1990 gründeten ein paar Eltern den Türkischen Elternverein. 1995 wurde der Türkische Elternverein durch Einsatz von Bülent Saritas und anderen Eltern mit eigener Satzung ins Vereinsregister eingetragen, der zwischen der Schule und ihnen vermittelt. „Die Eltern sehen, dass es wichtig ist, ihre Kinder zu fördern, damit sie eine feste Bahn im Leben haben.

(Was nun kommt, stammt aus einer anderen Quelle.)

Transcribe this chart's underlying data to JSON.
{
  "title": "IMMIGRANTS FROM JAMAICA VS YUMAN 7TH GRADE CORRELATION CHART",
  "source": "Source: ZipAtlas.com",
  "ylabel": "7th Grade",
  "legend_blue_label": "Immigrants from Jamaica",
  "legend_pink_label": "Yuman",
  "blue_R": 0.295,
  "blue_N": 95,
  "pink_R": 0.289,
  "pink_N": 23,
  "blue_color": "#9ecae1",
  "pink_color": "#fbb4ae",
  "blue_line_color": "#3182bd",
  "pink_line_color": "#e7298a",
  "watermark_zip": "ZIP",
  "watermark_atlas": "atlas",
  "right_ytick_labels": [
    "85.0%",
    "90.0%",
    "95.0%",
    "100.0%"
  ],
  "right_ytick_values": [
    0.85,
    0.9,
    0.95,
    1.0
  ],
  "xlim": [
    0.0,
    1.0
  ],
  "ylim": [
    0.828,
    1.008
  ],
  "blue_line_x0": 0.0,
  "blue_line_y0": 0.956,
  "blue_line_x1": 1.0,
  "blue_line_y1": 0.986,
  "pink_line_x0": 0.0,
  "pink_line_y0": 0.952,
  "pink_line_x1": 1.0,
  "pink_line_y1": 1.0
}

Sie haben gesehen und manche von ihnen haben es auch schmerzlich erfahren müssen, dass die Chance für eine gute Zukunft für ihre Kinder nur darin besteht, ihnen Bildung zu ermöglichen“. Der Elternverein hat es geschafft, dass es für manche Eltern selbstverständlich ist, sich zu engagieren, wie zuletzt, als die Sanierung der sanitären Anlagen der Grundschule bevorstand, die sie finanziell unterstützten. Strengen sich die Kinder in der Schule an und bringen ein gutes Zeugnis nach Hause, bekommen sie vom Elternverein ein Geschenk überreicht. „Es soll der Motivation dienen“, erklärt Bülent Saritas.

Ein Spagat

„Ich kann nur dann eine andere Kultur respektieren wenn ich meine eigene respektiere. Man muss auch offen sein für etwas Neues. Ich war immer offen, aber es ist schwierig, beide Seiten zu überzeugen – man muss sich seinen Leuten gegenüber rechtfertigen. Im Grunde genommen muss man standhaft sein und seinen Weg gehen“. Bülent Saritas ist seinen Weg gegangen. Als erfolgreicher Sportler im Tae Kwon Do, er war unter anderem mehrmals bayerischer sowie internationaler Meister in seiner Gewichtsklasse, trainiert er heute Kinder, Jugendliche und Erwachsene. „Ich habe mit elf Jahren dieser Sportart angefangen. Sport ist wichtig für die Kommunikation, damit man zueinander findet. Dadurch fallen die Barrieren weg“, zählt Bülent Saritas auf. 65 Prozent „seiner“ Schüler sind Deutsche. „Das ist für mich als Vorstand und Trainer ein positives Zeichen. Es beweist, dass man als ausländischer Trainer akzeptiert wird, das die Eltern vertrauen haben. Die Kinder selbst haben keine Berührungsängste, für sie ist es unwichtig, woher man kommt. Es zählt der Teamgeist. Ich selbst habe im Sport noch nie negative Erfahrungen gemacht, und ich trainiere seit 1990.“ Seit 1999 spielt Bülent Saritas Golf, eine Sportart, die in den 90er Jahren noch als elitär galt. „Ich mag Golfen, die wunderbare Natur, das konzentrierte Spielen – einfach ideal“, so der leidenschaftliche Golfer, der ein Handicap von sechs hat. Ob er typisch türkisch oder typisch deutsch ist, für Bülent Saritas ist das schwer zu beantworten: „Ich glaube ich bin von jedem etwas. Beide Kulturen haben mein bisheriges Leben geprägt. Ich bin ein Deutschtürke oder ein türkischer Aleman“.